Each transcript was coded by one coder. An experienced coding lead provided oversight of the coding process and closely reviewed 20% of transcripts to identify any discrepancies and ensure consistency and accuracy of coding. After coding was completed, data were reviewed by the coding lead in collaboration with the coder to ensure that frequency counts, codes for saturation analysis, and overall qualitative coding were accurate. After data were cleaned and any inaccuracies were corrected by the coding lead in collaboration with the coder, coding outputs were generated in MAXQDA (VERBI GmbH, Berlin, Germany), a qualitative analysis software, for analysis and reporting.

Based on the aggregated sources (TLR, patient blog posts, and clinician interviews) and patient CE interviews, a conceptual model of AATD-LD was developed. Concepts were considered as “most salient” if reported by ≥ 50% of patients (n = 8) with a mean bothersomeness/disturbance rating of  ≥ 5, “highly salient” if reported by > 5 and < 8 patients with a mean bothersomeness/disturbance rating of  ≥ 5 on a scale of 0–10 (0 as not at all bothersome or disturbing; 10 as extremely bothersome or disturbing). Concepts were mapped to a saliency grid to visualize and characterize relative saliency in the context of all signs and/or symptoms and impacts reported.
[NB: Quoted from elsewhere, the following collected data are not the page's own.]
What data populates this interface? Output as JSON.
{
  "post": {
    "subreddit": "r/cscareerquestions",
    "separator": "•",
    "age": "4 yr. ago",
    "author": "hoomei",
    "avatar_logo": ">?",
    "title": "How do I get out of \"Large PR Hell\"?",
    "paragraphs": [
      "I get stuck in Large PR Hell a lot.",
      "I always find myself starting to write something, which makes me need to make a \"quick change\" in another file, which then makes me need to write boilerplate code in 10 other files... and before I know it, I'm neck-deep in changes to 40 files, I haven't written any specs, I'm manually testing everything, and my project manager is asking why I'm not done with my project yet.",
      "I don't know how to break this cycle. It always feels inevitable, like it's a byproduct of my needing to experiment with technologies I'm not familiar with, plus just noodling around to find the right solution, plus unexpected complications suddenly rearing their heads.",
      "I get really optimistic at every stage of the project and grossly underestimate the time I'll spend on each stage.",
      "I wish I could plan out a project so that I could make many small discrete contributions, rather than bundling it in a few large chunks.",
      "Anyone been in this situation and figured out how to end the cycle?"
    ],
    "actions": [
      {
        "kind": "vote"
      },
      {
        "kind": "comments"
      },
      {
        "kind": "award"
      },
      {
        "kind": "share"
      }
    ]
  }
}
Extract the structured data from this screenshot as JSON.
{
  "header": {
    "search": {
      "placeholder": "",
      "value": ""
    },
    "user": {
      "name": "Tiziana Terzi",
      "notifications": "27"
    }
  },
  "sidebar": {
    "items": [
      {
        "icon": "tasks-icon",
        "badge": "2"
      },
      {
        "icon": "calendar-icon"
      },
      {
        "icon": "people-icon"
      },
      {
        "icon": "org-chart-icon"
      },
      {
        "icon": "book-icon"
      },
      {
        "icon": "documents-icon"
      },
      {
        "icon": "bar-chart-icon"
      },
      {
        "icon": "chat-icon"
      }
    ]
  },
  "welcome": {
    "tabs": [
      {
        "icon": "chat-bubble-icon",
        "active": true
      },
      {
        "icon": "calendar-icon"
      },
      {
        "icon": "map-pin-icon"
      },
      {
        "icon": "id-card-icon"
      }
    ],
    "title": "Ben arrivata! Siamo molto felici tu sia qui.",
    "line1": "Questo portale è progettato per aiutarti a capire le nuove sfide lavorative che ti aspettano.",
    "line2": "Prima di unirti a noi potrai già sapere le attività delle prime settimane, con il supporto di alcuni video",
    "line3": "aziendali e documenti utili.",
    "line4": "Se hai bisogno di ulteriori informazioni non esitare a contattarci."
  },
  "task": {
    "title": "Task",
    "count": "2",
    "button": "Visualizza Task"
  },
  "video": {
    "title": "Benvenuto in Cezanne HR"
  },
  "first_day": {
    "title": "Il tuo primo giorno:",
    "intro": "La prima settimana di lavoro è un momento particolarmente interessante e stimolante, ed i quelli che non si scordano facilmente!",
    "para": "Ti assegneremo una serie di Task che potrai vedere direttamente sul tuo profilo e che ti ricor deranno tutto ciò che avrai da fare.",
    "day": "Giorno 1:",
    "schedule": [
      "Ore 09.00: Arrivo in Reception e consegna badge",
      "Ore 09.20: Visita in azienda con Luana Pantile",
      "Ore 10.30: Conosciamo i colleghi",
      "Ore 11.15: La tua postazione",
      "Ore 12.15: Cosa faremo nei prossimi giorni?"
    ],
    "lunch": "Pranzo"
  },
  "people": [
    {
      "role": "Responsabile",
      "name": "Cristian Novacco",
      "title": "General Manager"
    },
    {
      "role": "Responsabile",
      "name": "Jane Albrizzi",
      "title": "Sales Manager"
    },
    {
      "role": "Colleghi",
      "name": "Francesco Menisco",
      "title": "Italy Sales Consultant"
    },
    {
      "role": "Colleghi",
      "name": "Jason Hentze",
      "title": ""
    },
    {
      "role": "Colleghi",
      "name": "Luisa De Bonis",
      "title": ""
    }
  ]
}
To determine concept saturation relating to signs and/or symptoms, that is, confirmation that no new concepts were emerging, interviews were conducted in three waves involving five patients each. This sequencing allowed for minor modifications of the discussion guide and inclusion of new concepts. Transcripts were organized chronologically and then grouped according to waves. Codes were derived and compared across all three waves of interviews. Concept saturation was not evaluated for impacts because signs and/or symptoms were the primary focus of the study. Additionally, not every impact was discussed with every participant because some impacts did not arise until later in the interviews. Finally, the wide range and number of signs and/or symptoms reported by participants did not allow time for an extensive discussion of impacts.